Lamezia Terme, Cassano allo Jonio, Isola Capo Rizzuto, Marina di
Gioiosa Jonica e Petronà. Sono i cinque comuni calabresi che il Consiglio dei ministri ha appena sciolto per infiltrazioni mafiose. Un piccolo drappello che si aggiunge ai quasi 800 comuni che in questi ultimi cinque anni sono stati commissariati prima delle nuove elezioni. In pratica un’amministrazione su 10. E a pesare sull’instabilità non è solo l’ombra della criminalità organizzata. L’ultimo caso risale a qualche giorno fa. Malito, in provincia di Cosenza, ha concluso in anticipo la sua consiliatura dopo le dimissioni del sindaco Carmine Carpino a seguito di contrasti all’interno della maggioranza. Uno dei tanti casi dove invece la fine della consiliatura è stata segnata da una crisi politica.
La piaga delle infiltrazioni mafiose
In 40 casi l’intervento del Governo è stato necessario per bloccare le infiltrazioni della criminalità organizzata. Destino che ha condiviso più recentemente anche Ostia, il X municipio di Roma, che con le elezioni di domenica scorsa è tornata alla normalità dopo due anni di commissariamento. E il trend è in aumento: quest’anno sono stati già 14 i comuni sciolti per mafia contro i 4 dell’anno scorso. Tra i più recenti, oltre ai 5 calabresi, c’è Valenzano in provincia di Bari dove il «buon andamento e l’imparzialità dell’attività comunale» ormai compromessi hanno portato il Viminale a richiedere la gestione commissariale con decreto del Presidente della Repubblica (il 20 ottobre scorso).
Quando il dissesto blocca l’attività
Oltre alla criminalità, ad aumentare negli ultimi anni anche i casi di scioglimento anticipato per mancata approvazione del bilancio o per dissesto. Un riflesso della stretta sui conti dei comuni che ha contrassegnato le politiche di finanza pubblica: 42 le amministrazioni commissariate di cui 13 solo quest’anno. A luglio, per esempio, Cannara, in provincia di Perugia, nonostante i richiami del prefetto non è riuscita ad approvare il bilancio di previsione 2017. A fare le spese del dissesto finanziario quest’anno è stato invece per ora il consiglio comunale di Botricello (Catanzaro).

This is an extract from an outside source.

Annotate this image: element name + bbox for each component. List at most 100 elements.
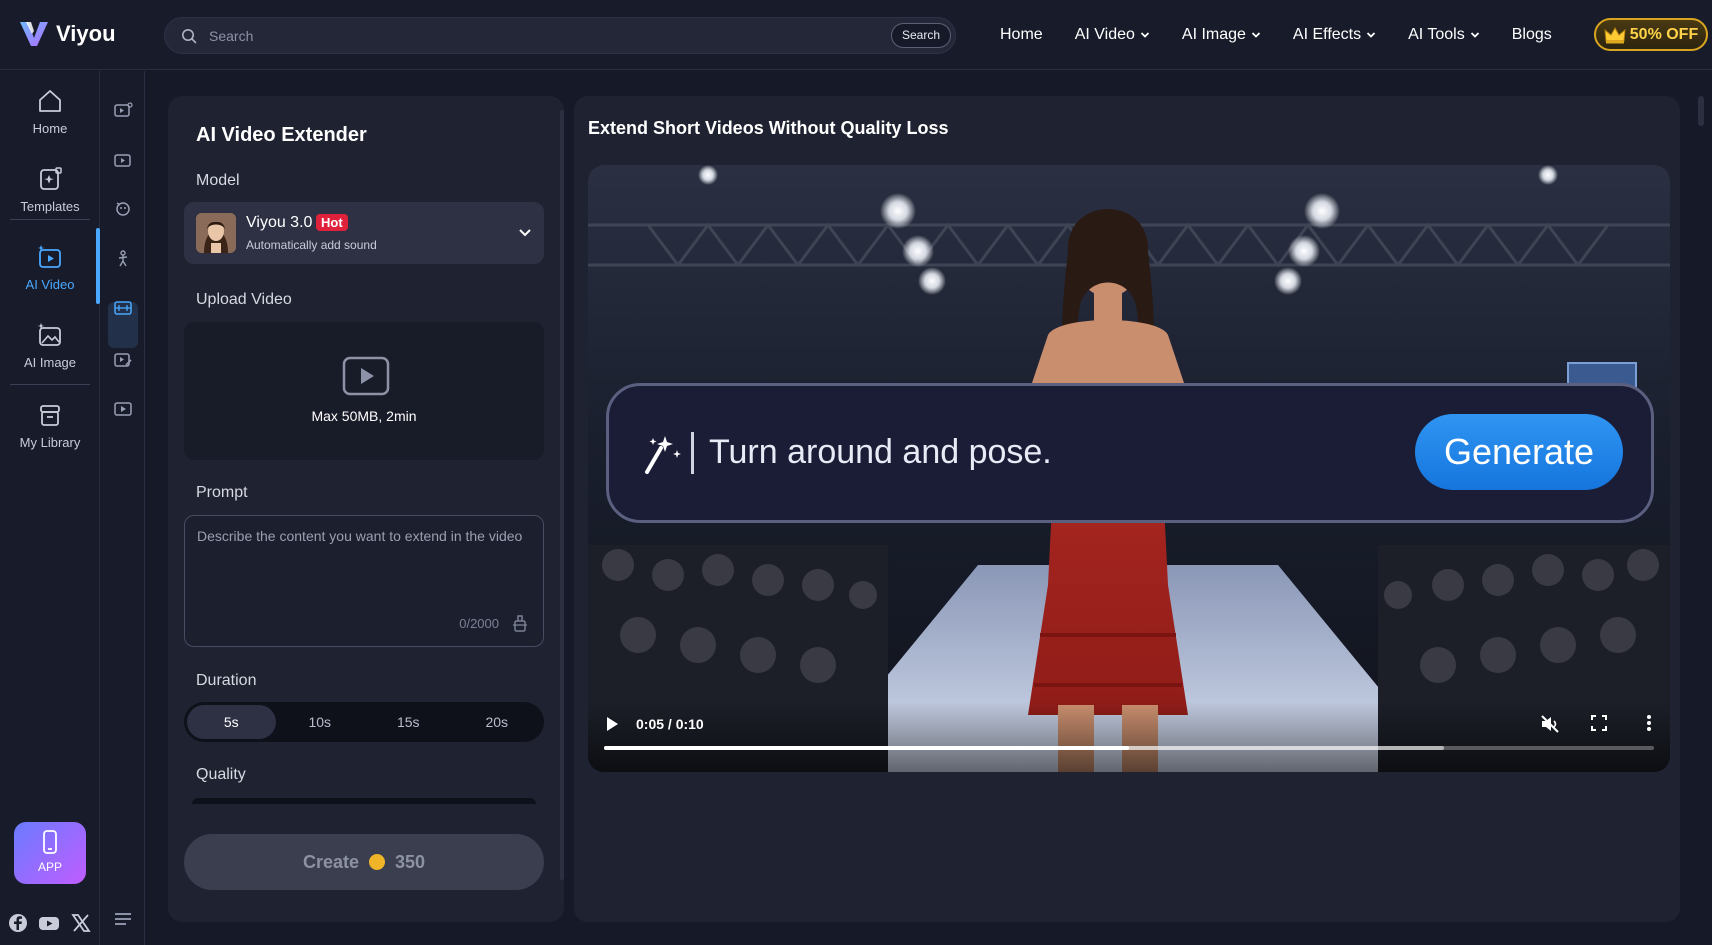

Quando la maggioranza scoppia
La principale causa di fine consiliatura anticipata (520 su 788) restano comunque le dimissioni del sindaco o della maggioranza dei consiglieri, sia per motivi politici sia perché il primo cittadino si candida ad altre cariche in Regione o in Parlamento. Il caso più clamoroso è stato nel 2015 quello della giunta capitolina guidata da Ignazio Marino, finita in maniera traumatica con le dimissioni in blocco di 26 consiglieri su 48.
Non solo Berlusconi, gli effetti della legge Severino
A partire dal 2013 sulla sopravvivenza in carica dei sindaci pende però un’altra incognita: la legge Severino, che è costata l’espulsione dal Senato a Silvio Berlusconi, stabilisce l’incandibilità a primo cittadino dei condannati definitivamente per reati gravi e contro la pubblica amministrazione. Una “tagliola” che in questi anni ha coinvolto cinque amministrazioni.